Acordou cedo, era o dia da entrega dos exames, foi feita a perícia e constatado as condições
adequadas e com o aval da medica correu para a prefeitura para tomar posse. Com o
documento de posse na mão perguntou a alguns funcionários onde ficava a sede da defesa
Civil e decidiu ir andando, no caminho uma viatura da Defesa Civil passou por ele, uma blazer
com giro-flex e tudo, pensou em para-los para perguntar como era o serviço, mas não
aconteceu. Ao chegar na recepção do sede três mulheres estavam sentadas, uma negra bonita
sentada na mesa da frente que não deu muita atenção enquanto ele esperava. Após alguns
minutos uma das três, a bem baixa, parecia ser anã, indicou-lhe o caminho da sala do
coordenador, ao chegar comprimentou –lhe com aperto de mão firme, não correspondido, as
feições meio indígenas do homem estava fechada, ele era um pouco gordo, com uma papada
que se dobrava quando movia a cabeça para baixo, parecia estar aborrecido com alguma coisa,
impossível saber:
- Bom dia. – Disse ele com tom formal em excesso. – Sou J. Ricardo, Coordenador municipal de
defesa Civil e Subsecretário do meio ambiente.

- Olá sou Maycon. – Respondeu em tom amigável.

- Por que o senhor está de bermuda numa repartição ‘púbrica’. – O erro de português acendeu
um sinal em sua cabeça, mas poderia ser pré-conceito, porem a pergunta sobre a bermuda
ficou suspensa. Ele sabia que era proibido somente em casas solenes.

- Não sabia que aqui não podia entrar, como não tenho dinheiro para andar de ônibus pela
cidade entregando a documentação achei melhor estar confortável. Tentou comovê-lo com
sua situação econômica, sem efeito. A cara fechada permanecia. – Me desculpe.

- Não se pode entra em repartição ‘pubrica’ de bermuda, tem que ser calça. – ele insistiu com
a advertência. – O senhor terá trinta ‘dia’ para começar a trabalhar, vou assinar um
documento aqui e será entregue ao senhor.

Ele entregou um documento rapidamente a Maycon e ficou encarando como que expulsando
com os olhos de sua sala, apesar disso Maycon não se tocou e continuou a conversa:

- como é o serviço aqui?

- O senhor vai saber quando começar a trabalhar, estava no edital do concurso, o senhor leu? –
a resposta foi demasiadamente ríspida, mesmo assim Maycon ainda não percebeu.

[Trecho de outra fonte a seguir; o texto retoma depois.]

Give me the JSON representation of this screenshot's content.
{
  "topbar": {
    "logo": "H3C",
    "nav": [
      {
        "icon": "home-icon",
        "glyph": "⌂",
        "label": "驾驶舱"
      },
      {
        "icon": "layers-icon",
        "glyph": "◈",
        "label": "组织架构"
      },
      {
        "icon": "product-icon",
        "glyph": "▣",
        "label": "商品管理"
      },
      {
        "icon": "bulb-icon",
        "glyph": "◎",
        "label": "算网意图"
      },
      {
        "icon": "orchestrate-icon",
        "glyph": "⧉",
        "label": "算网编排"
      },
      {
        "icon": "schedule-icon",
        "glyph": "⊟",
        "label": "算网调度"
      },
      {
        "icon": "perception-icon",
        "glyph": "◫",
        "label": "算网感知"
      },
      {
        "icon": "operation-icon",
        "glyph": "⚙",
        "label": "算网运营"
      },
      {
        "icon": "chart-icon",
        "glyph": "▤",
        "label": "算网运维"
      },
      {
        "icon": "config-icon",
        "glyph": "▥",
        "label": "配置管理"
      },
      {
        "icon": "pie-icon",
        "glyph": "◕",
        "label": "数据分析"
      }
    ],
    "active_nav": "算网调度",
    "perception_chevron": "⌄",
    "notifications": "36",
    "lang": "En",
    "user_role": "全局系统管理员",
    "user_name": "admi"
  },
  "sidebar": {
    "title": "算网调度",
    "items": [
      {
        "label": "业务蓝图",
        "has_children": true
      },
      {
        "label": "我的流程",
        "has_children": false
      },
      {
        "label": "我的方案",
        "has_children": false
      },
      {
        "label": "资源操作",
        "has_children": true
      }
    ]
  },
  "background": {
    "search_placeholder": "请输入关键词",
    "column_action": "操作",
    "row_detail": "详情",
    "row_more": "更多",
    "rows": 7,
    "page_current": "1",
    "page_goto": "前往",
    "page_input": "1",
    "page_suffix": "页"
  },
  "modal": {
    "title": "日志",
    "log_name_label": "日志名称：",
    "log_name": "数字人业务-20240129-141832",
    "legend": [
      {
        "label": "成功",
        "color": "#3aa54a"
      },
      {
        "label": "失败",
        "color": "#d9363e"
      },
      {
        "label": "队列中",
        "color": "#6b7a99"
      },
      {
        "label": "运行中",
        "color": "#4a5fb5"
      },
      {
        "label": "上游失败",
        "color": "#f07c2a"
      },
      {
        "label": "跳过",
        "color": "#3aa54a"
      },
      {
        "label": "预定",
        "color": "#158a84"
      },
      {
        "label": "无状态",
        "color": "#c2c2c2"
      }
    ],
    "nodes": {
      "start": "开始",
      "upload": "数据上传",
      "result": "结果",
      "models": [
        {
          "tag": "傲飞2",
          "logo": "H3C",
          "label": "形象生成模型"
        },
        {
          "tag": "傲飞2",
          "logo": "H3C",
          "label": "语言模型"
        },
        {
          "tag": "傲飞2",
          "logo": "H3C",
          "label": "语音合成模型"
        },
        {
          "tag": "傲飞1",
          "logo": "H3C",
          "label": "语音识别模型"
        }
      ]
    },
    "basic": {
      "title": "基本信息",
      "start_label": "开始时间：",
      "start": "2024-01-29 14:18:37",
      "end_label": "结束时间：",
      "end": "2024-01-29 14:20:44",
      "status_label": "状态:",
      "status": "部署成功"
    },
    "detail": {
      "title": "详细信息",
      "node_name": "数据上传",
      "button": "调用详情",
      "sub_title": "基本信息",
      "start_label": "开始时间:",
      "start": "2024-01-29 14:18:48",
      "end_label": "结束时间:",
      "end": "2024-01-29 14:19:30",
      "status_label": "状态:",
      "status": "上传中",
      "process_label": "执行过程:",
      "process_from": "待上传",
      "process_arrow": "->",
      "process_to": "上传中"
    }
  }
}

- Só mais uma coisa, tem corporativismo aqui, como funciona isso? – Perguntou se referindo a
guarda municipal, estava interessado se havia partidas de futebol contra, com rivalidade, seria
interessante.

- Eu só não gosto de fofoca. – Respondeu secamente.

Obviamente o senhor J. Ricardo não sabia o que era Corporativismo.

- Bem começarei na segunda. – Disse animado. – Só não venho amanhã logo por que tenho
que fazer minha mudança.

- O senhor tem trinta dias. – sempre com muita rispidez e com a papada tremulante.

Desceu se despediu das meninas na recepção e voltou orgulhoso para casa, segunda
começaria nova vida, mas ainda tinha a mudança pra fazer.

Às oito horas da manhã estava aguardando o motorista na oficina da vereadora Necy Brandão,
era um furgão do grandes:

- Caraca! Parece um ônibus. – Maycon disse cutucando Joarez com o cotovelo.

- É rapaz! – Retrucou torcendo a boca.

- Ela usa ele pra levar suas duas motos para o sitio. – Disse o motorista.